Nothing says summer quite like a s’more. Simply the name conjures up the crackling sound of a fire, sticky fingers, the chirping of crickets, and laughter of friends on a July evening. But did you know that hidden between the crunchy graham cracker and melty chocolate is a secret gut-healer that we should all be taking advantage of? I’m talking, of course, about the marshmallow.
Sometime in the last few years, you’ve likely encountered collagen, a family of fibrous proteins that help make up the structure of our skin, bone, cartilage, and muscle. Collagen peptides are renowned for their gut and skin health benefits, a reason that many people mix the flavorless powder into smoothies and baked goods. But collagen is actually a slightly more processed version of gelatin—and gelatin is what makes marshmallows possible.

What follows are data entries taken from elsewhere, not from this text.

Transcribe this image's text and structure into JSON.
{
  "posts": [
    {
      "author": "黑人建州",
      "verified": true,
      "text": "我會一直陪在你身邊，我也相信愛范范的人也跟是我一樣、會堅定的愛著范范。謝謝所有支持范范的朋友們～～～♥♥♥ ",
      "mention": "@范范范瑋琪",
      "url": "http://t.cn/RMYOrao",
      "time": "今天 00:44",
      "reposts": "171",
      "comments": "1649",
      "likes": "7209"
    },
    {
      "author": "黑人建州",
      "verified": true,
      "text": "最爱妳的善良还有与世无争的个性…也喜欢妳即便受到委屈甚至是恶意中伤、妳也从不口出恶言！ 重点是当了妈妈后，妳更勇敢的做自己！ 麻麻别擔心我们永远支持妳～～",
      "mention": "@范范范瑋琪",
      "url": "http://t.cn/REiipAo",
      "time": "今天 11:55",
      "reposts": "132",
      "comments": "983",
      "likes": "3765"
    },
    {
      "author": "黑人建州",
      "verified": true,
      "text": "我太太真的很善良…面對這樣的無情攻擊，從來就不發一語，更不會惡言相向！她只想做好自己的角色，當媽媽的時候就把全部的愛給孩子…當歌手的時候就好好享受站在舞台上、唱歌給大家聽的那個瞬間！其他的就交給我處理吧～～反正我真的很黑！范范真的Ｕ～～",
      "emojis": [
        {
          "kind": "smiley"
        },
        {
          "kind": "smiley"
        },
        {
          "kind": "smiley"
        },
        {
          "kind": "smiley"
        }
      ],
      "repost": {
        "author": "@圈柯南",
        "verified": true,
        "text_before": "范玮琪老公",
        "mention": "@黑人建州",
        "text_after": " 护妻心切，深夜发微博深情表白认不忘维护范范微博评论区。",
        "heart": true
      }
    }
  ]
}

Collagen, essentially, starts as gelatin before undergoing a hydrolysis process that eliminates its ability to gelatinize (this is why your smoothie doesn’t become Jell-O). All of the aforementioned benefits of collagen? Gelatin has them too—and it has the ability to fundamentally change the structure of your food. With gelatin, you can make gummies, flan, and, yes, marshmallows.
Marshmallows are shockingly simple to make at home—you essentially just bloom some gelatin and whip it with honey. As the whipping aerates it, those air bubbles are locked into place as the gelatin sets, making the white fluffy marshmallow texture you know and love. You can also add in a ton of fun flavorings—I love dried lavender, vanilla bean paste, orange zest, cacao powder (chocolate ‘mallows!), and rose water. Watch and see how impressed your friends are when you’re suddenly able to make Honey Lavender S’mores at your next campfire!